Cesar de Anda, president, Inova Alimentos Egg Company, presented what he described as “his version” of events in the H7N3 avian influenza outbreak in the Mexican state of Jalisco during the summer of 2012 at the U.S. Poultry and Egg Export Council winter meeting in Washington D.C. He said that the outbreak occurred in the most densely populated region for poultry in Mexico where there are 150 million layers in a radius of less than 150 miles. In fact, de Anda said, “This must be the most densely populated region of the world for layers.”
Most of the egg farms in Jalisco have at least 500,000 layers, with many having over a million hens, and de Anda said that the farms are very modern. The first official report of H7N3 avian influenza in Jalisco to the government was on June 18, 2012, according to de Anda. He said that some producers with flocks affected at the beginning of the outbreak waited up to three weeks before reporting to the government. Mexico doesn’t have a fund to compensate growers whose flocks are depopulated, and de Anda speculated that this lack of financial guarantee is the reason some of the producers waited to report.

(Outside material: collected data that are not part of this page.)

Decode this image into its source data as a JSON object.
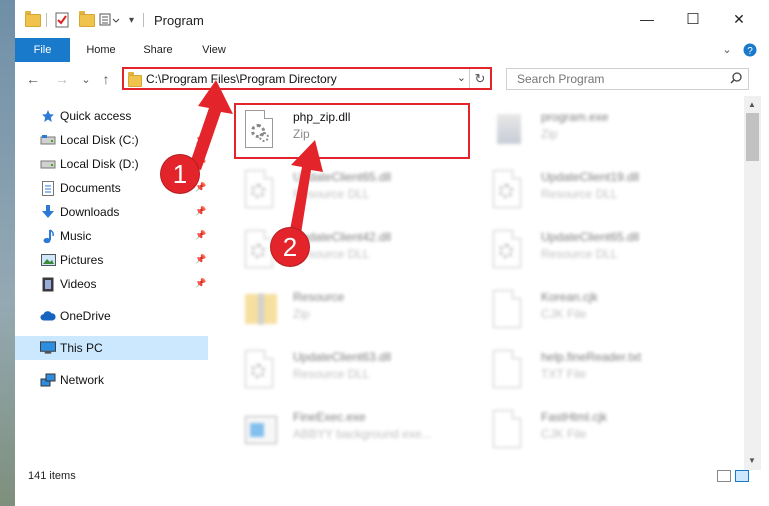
{
  "window": {
    "title": "Program",
    "controls": {
      "minimize": "—",
      "maximize": "☐",
      "close": "✕"
    }
  },
  "ribbon": {
    "tabs": [
      "File",
      "Home",
      "Share",
      "View"
    ],
    "expand_icon": "chevron-down-icon",
    "help_icon": "help-icon"
  },
  "navigation": {
    "back": "←",
    "forward": "→",
    "recent": "⌄",
    "up": "↑",
    "address_path": "C:\\Program Files\\Program Directory",
    "search_placeholder": "Search Program"
  },
  "sidebar": {
    "items": [
      {
        "label": "Quick access",
        "icon": "star-icon",
        "pinned": false
      },
      {
        "label": "Local Disk (C:)",
        "icon": "drive-icon",
        "pinned": true
      },
      {
        "label": "Local Disk (D:)",
        "icon": "drive-icon",
        "pinned": true
      },
      {
        "label": "Documents",
        "icon": "documents-icon",
        "pinned": true
      },
      {
        "label": "Downloads",
        "icon": "download-icon",
        "pinned": true
      },
      {
        "label": "Music",
        "icon": "music-icon",
        "pinned": true
      },
      {
        "label": "Pictures",
        "icon": "pictures-icon",
        "pinned": true
      },
      {
        "label": "Videos",
        "icon": "videos-icon",
        "pinned": true
      },
      {
        "label": "OneDrive",
        "icon": "cloud-icon",
        "pinned": false
      },
      {
        "label": "This PC",
        "icon": "computer-icon",
        "pinned": false,
        "selected": true
      },
      {
        "label": "Network",
        "icon": "network-icon",
        "pinned": false
      }
    ]
  },
  "files": [
    {
      "name": "php_zip.dll",
      "type": "Zip",
      "icon": "dll-gear-icon",
      "highlighted": true
    },
    {
      "name": "program.exe",
      "type": "Zip",
      "icon": "exe-icon"
    },
    {
      "name": "UpdateClient65.dll",
      "type": "Resource DLL",
      "icon": "dll-gear-icon"
    },
    {
      "name": "UpdateClient19.dll",
      "type": "Resource DLL",
      "icon": "dll-gear-icon"
    },
    {
      "name": "UpdateClient42.dll",
      "type": "Resource DLL",
      "icon": "dll-gear-icon"
    },
    {
      "name": "UpdateClient65.dll",
      "type": "Resource DLL",
      "icon": "dll-gear-icon"
    },
    {
      "name": "Resource",
      "type": "Zip",
      "icon": "zip-folder-icon"
    },
    {
      "name": "Korean.cjk",
      "type": "CJK File",
      "icon": "file-icon"
    },
    {
      "name": "UpdateClient63.dll",
      "type": "Resource DLL",
      "icon": "dll-gear-icon"
    },
    {
      "name": "help.fineReader.txt",
      "type": "TXT File",
      "icon": "file-icon"
    },
    {
      "name": "FineExec.exe",
      "type": "ABBYY background exe...",
      "icon": "app-icon"
    },
    {
      "name": "FastHtml.cjk",
      "type": "CJK File",
      "icon": "file-icon"
    }
  ],
  "status": {
    "item_count": "141 items"
  },
  "annotations": {
    "step1": "1",
    "step2": "2",
    "color": "#e3252b"
  }
}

One of the best things the poultry industry did in response to the outbreak was to reach out to media early on, de Anda said. The industry met with media to explain the situation and get cooperation on dissemination of important information without creating hysteria. He said that media cooperation was vital; the general population was kept informed, and they weren’t misinformed. The Mexican public was sensitive to zoonotic diseases after a swine flu outbreak occurred in Mexico in 2009.
Controlling the disease
The strain of influenza involved in this outbreak was highly pathogenic. Eradication of the outbreak could only be accomplished with depopulation or vaccination, and de Anda said that the decision was made to start depopulating farms right away.
The virus spread rapidly, and depopulation alone was not working. He explained that authorities were very close to losing control of the outbreak—they were within about a week and a half of losing control of the outbreak and losing 100 million birds. What saved the day for the industry was the vaccine, which was developed specifically for this outbreak.
The vaccine was available for use just four weeks after the announcement of the outbreak. This fast turnaround was only possible because they skipped some of the usual testing, according to de Anda. He said that the dire situation necessitated haste and that the vaccine turned out to be highly effective.
A total of 100 million hens were vaccinated. Final losses were 25 million layers by the end of September 2012, according to de Anda. Many of the losses were due to depopulation, not from the disease itself. He said that in his opinion, the source of the disease strain of the virus was a mutated version of a virus in wild birds.
Egg imports to meet demand
Per capita egg consumption in Mexico is 380; so, the rise in the price of eggs caused by the outbreak garnered a lot of attention, according to de Anda. Mexico allowed egg imports to offset some of the losses, and eggs were purchased from Colombia and the U.S.
The initial bids for egg delivered to Laredo, Texas were $0.67 per dozen, but the price quickly jumped to $1.20 per dozen, according to de Anda. He said that heat losses in the Midwestern U.S. occurred in the interim, but demand from Mexico had some impact as well.
Daily egg consumption in Mexico is 300,000 cases. The total egg purchases by Mexico from the U.S. were only equivalent to a one-day supply for Mexico, and purchases from Colombia amounted to much less than this.
“Mexico and the U.S. are completely tied together,” said de Anda. He explained that this is because the poultry supply needs for both countries are huge, and they are the only logical suppliers for each other. He said, “We need to work together to be a compliment to one another; we need to work together to share the market.” He added that Mexico and the U.S. are part of a region, and that this region needs to be able to compete with other regions of the world like the EU and Asia. In addition to running his businesses, de Anda is also the vice chair for the International Egg Commission and secretary for the NAFTA Egg and Poultry Partnership.
Economists estimate that the avian influenza outbreak in Mexico cost the poultry industry over $900 million, and de Anda said that the industry has received no funds from the government. Repopulation of the affected farms has started; de Anda said that by March or April of 2013 all of the farms will be repopulated.
Layer numbers going up
“We will be stronger. Now the local industry is trying to produce in a better way with less risk and a lower cost of production,” de Anda said. “We want to do it with you. We don’t want to compete against the U.S. industry. We will compete as different teams in the same championship, but I think we have a lot of links. We buy 50 percent of our grain from the U.S., we buy 90 percent of our soybeans from the U.S., but we are using Mexican labor, creativity, knowledge and water. We have to face common markets, and that is why I think we have to work closer with the U.S.”
Retail prices for eggs in Mexico rose from 25 pesos per kilo ($1.31 per dozen large eggs) before the outbreak to a high of approximately 60 pesos per kilo ($3.14 per dozen large) during the outbreak, according to de Anda. He said that the egg price was at 35 to 40 pesos per kilo ($1.83-2.09 per dozen large) in mid-December 2012. He expressed some concern that the price of eggs in Mexico will drop significantly when all of the farms in Jalisco are repopulated, because operations in other parts of Mexico have added birds in response to the rise in egg prices caused by the outbreak.